Atochina-Vasserman Elena N, Lindesmith Lisa C, Mirabelli Carmen, Ona Nathan A, Reagan Erin K, Brewer-Jensen Paul D, Mercado-Lopez Xiomara, Shahnawaz Hamna, Meshanni Jaclynn A, Baboo Ishana, Mallory Michael L, Zweigart Mark R, May Samantha R, Mui Barbara L, Tam Ying K, Wobus Christiane E, Baric Ralph S, Weissman Drew
Institue for RNA Innovation, the University of Pennsylvania Perelman School of Medicine, Philadelphia, PA, USA.
Department of Epidemiology, University of North Carolina at Chapel Hill, Chapel Hill, NC, USA.
NPJ Vaccines. 2024 Oct 1;9(1):182. doi: 10.1038/s41541-024-00976-z.

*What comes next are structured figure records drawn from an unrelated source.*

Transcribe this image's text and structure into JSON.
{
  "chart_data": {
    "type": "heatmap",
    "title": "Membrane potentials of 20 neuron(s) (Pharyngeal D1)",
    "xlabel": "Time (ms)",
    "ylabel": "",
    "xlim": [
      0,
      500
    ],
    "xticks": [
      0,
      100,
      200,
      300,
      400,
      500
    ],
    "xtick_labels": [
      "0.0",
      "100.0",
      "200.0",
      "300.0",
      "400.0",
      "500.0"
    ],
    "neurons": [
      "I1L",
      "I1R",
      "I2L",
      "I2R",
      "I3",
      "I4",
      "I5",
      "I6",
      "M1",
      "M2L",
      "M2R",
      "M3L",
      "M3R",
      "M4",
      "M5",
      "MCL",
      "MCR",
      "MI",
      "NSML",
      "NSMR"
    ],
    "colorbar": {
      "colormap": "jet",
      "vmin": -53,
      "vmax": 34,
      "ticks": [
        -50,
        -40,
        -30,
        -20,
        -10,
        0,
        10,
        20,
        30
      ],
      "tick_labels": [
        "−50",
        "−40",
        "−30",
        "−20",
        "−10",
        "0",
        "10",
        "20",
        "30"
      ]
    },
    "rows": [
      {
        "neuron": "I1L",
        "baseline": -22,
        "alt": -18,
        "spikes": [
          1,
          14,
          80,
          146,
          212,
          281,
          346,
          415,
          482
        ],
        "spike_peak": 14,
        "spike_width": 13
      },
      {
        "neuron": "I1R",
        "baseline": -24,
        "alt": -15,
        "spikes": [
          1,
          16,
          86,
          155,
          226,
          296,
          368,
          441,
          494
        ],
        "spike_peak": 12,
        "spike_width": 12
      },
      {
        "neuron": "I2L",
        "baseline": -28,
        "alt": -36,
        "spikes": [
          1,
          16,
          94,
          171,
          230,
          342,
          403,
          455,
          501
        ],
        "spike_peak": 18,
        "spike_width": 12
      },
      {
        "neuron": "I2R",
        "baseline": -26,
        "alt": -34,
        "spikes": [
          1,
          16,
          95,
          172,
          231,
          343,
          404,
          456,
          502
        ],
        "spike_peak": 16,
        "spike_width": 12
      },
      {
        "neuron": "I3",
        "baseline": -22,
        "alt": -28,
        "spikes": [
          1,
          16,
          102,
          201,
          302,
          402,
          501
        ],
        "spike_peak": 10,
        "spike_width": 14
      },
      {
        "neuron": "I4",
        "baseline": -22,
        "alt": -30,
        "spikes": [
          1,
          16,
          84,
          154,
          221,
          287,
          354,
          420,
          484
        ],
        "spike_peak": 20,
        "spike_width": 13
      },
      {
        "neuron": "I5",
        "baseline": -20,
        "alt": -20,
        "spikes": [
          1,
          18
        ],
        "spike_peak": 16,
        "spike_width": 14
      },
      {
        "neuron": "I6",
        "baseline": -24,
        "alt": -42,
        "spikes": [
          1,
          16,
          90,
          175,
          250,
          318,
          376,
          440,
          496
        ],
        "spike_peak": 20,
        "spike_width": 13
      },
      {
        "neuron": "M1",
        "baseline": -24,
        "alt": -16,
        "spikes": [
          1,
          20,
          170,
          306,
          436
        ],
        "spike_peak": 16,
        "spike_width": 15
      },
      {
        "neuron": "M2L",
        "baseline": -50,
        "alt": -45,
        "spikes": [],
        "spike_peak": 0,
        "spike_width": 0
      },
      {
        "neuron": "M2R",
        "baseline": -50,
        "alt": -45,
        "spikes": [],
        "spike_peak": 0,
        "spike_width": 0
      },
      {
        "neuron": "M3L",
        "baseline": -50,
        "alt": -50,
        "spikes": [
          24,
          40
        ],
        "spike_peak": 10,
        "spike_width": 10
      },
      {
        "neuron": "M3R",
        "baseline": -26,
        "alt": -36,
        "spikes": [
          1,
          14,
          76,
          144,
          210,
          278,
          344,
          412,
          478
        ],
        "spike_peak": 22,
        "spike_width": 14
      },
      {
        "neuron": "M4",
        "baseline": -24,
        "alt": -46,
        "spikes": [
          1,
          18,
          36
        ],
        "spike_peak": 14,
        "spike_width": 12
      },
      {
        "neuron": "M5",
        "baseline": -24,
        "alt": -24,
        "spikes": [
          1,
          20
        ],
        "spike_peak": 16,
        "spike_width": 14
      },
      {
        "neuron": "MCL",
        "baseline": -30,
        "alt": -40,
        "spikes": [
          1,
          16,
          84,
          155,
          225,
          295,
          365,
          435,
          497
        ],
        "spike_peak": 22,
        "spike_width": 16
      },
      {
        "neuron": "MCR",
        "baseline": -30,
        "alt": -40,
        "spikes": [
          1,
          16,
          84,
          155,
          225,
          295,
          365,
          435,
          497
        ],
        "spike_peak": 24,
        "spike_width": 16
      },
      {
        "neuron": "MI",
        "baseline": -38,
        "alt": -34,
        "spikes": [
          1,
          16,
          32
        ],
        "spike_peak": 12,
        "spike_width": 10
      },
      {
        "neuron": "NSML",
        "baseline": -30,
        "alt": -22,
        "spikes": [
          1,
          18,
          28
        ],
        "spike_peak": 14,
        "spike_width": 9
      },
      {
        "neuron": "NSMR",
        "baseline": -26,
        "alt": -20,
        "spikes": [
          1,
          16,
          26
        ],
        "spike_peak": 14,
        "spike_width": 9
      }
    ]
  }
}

Nucleoside-modified mRNA-LNP vaccines have revolutionized vaccine development against infectious pathogens due to their ability to elicit potent humoral and cellular immune responses. In this article, we present the results of the first norovirus vaccine candidate employing mRNA-LNP platform technology. The mRNA-LNP bivalent vaccine encoding the major capsid protein VP1 from GI.1 and GII.4 of human norovirus, generated high levels of neutralizing antibodies, robust cellular responses, and effectively protected human enteroids from infection by the most prevalent genotype (GII.4). These results serve as a proof of concept, demonstrating that a modified-nucleoside mRNA-LNP vaccine based on norovirus VP1 sequences can stimulate an immunogenic response in vivo and generates neutralizing antibodies capable of preventing viral infection in models of human gastrointestinal tract infection.
核苷修饰的mRNA-LNP疫苗因其能够引发强大的体液免疫和细胞免疫反应,彻底改变了针对传染性病原体的疫苗开发。在本文中,我们展示了首个采用mRNA-LNP平台技术的诺如病毒候选疫苗的结果。编码人诺如病毒GI.1和GII.4主要衣壳蛋白VP1的mRNA-LNP二价疫苗,产生了高水平的中和抗体、强大的细胞反应,并有效保护人肠上皮细胞免受最流行基因型(GII.4)的感染。这些结果作为概念验证,表明基于诺如病毒VP1序列的修饰核苷mRNA-LNP疫苗能够在体内刺激免疫原性反应,并产生能够在人类胃肠道感染模型中预防病毒感染的中和抗体。